Jam kosong dan Tara memang buka perpaduan yang sempurna. Tara sebagai orang yang dituntut harus terus belajar dan belajar. Tidak cocok dengan kehebohan dan kurusuhan anak kelas 11 IPS-2.
Tara itu selalu butuh kedamaian dan ketenangan. Anak-anak 11 IPS-2 itu selalu butuh hiburan dan tidak bisa kalau tidak berbicara dan heboh.
Diantara anak-anak IPS-2 Tara memang paling tidak cocok dengan Bian. Selain bertegur sapa saat tidak sengaja berpapasan di depan pagar rumah atau saat Bian dengan heboh meminjam alat tulis pasti keduanya lebih sering tidak terlihat berintraksi secara langsung.
Mengingat di jam kelima ini pak Samson berhalangan hadir dan hanya menitipkan tugas mencatat, Tara sudah siap mengeluarkan earphone dan ponsel.

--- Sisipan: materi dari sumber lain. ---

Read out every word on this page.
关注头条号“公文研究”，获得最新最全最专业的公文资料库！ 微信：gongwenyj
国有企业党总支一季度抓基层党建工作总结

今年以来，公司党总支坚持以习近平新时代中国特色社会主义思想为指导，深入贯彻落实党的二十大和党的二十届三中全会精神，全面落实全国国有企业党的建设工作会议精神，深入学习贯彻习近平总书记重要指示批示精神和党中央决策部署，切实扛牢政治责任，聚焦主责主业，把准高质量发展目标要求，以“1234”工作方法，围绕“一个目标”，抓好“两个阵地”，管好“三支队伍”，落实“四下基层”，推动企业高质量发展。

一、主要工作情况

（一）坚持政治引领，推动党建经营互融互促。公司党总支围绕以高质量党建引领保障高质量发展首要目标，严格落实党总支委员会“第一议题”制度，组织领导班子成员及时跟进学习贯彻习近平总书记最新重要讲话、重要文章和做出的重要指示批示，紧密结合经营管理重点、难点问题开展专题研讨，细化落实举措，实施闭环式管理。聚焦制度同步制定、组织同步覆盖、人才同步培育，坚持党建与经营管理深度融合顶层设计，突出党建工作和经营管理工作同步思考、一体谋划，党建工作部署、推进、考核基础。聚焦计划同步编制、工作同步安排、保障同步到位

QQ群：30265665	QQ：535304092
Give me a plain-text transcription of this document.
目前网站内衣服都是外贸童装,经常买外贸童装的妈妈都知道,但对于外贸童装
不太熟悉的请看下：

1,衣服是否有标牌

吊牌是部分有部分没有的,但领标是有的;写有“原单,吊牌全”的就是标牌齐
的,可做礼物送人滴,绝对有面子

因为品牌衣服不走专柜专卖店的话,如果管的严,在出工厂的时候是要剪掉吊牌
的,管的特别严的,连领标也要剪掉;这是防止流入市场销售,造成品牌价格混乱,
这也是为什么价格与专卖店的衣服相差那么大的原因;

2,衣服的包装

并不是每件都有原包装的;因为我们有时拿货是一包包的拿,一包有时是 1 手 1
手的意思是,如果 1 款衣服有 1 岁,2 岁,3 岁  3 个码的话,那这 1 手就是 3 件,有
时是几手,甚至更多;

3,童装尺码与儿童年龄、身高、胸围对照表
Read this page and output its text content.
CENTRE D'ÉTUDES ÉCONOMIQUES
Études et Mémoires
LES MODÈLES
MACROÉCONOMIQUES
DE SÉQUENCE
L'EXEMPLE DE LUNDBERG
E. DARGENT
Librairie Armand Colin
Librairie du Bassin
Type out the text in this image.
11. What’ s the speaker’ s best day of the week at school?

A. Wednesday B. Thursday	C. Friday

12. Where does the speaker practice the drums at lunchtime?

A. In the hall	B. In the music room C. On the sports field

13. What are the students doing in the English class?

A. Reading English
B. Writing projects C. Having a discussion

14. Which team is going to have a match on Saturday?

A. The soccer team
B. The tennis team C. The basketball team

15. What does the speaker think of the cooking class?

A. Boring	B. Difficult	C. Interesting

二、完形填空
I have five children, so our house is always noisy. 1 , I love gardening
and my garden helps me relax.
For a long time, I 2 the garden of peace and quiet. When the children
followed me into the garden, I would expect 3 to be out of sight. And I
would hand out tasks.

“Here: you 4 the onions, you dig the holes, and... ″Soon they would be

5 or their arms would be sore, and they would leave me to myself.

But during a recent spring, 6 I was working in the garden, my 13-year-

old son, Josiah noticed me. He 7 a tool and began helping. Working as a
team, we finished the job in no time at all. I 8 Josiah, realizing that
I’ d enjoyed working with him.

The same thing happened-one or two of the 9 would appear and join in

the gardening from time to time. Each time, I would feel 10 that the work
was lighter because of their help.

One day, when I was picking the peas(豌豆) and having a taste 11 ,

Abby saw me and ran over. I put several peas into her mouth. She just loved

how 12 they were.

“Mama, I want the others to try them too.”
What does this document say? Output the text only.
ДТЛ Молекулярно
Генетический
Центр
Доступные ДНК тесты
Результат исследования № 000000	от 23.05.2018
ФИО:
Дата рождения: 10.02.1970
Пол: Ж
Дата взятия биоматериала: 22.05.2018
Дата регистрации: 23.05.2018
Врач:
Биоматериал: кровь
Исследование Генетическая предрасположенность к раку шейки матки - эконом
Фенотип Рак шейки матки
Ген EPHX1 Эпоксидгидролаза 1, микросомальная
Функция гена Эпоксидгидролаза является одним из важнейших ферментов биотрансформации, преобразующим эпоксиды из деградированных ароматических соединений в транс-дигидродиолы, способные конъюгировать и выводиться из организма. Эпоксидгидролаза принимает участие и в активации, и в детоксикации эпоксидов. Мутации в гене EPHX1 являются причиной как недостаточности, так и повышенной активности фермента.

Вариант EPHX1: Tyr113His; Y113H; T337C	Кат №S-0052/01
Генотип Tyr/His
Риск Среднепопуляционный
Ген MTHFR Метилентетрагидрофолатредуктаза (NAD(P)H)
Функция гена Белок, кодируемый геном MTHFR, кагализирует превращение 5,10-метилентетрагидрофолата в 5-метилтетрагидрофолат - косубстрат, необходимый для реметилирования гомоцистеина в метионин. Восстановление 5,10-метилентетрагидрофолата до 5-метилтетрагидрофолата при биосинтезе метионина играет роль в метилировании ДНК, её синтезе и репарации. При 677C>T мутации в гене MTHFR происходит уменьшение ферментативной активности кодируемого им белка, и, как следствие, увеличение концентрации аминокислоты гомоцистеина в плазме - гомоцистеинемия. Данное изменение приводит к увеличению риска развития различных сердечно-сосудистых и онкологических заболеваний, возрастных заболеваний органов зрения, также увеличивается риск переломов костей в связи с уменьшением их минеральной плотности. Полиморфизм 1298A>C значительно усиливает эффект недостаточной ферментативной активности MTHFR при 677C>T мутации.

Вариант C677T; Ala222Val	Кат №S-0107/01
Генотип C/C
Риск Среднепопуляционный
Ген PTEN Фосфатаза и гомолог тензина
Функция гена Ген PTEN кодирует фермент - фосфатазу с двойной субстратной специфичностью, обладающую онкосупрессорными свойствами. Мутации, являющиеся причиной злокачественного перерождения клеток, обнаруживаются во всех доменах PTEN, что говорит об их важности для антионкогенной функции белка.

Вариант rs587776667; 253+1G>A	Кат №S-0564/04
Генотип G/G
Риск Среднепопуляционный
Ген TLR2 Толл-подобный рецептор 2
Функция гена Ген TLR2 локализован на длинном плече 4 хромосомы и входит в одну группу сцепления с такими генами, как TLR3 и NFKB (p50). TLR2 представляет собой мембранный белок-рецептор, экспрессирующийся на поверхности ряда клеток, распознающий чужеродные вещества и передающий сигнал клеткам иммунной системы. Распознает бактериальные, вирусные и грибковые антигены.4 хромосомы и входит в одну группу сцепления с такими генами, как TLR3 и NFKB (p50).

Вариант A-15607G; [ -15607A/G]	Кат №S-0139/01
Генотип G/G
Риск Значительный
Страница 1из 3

Dunia rasanya sangat sunyi, walaupun mata sipitnya masih bisa menangkap kelakuan teman sekelasnya yang sudah mulai rusuh, tidak terkendali, dan banyak berbicara.
Earphone yang sengaja Tara pesan dengan kelebihan untuk meredam suara di sekitar yang memang tidak bisa Tara atur sesuka hati itu memang sangat membantu. Apalagi kalau teman satu kelasnya setara dengan perkumpulan ibu-ibu.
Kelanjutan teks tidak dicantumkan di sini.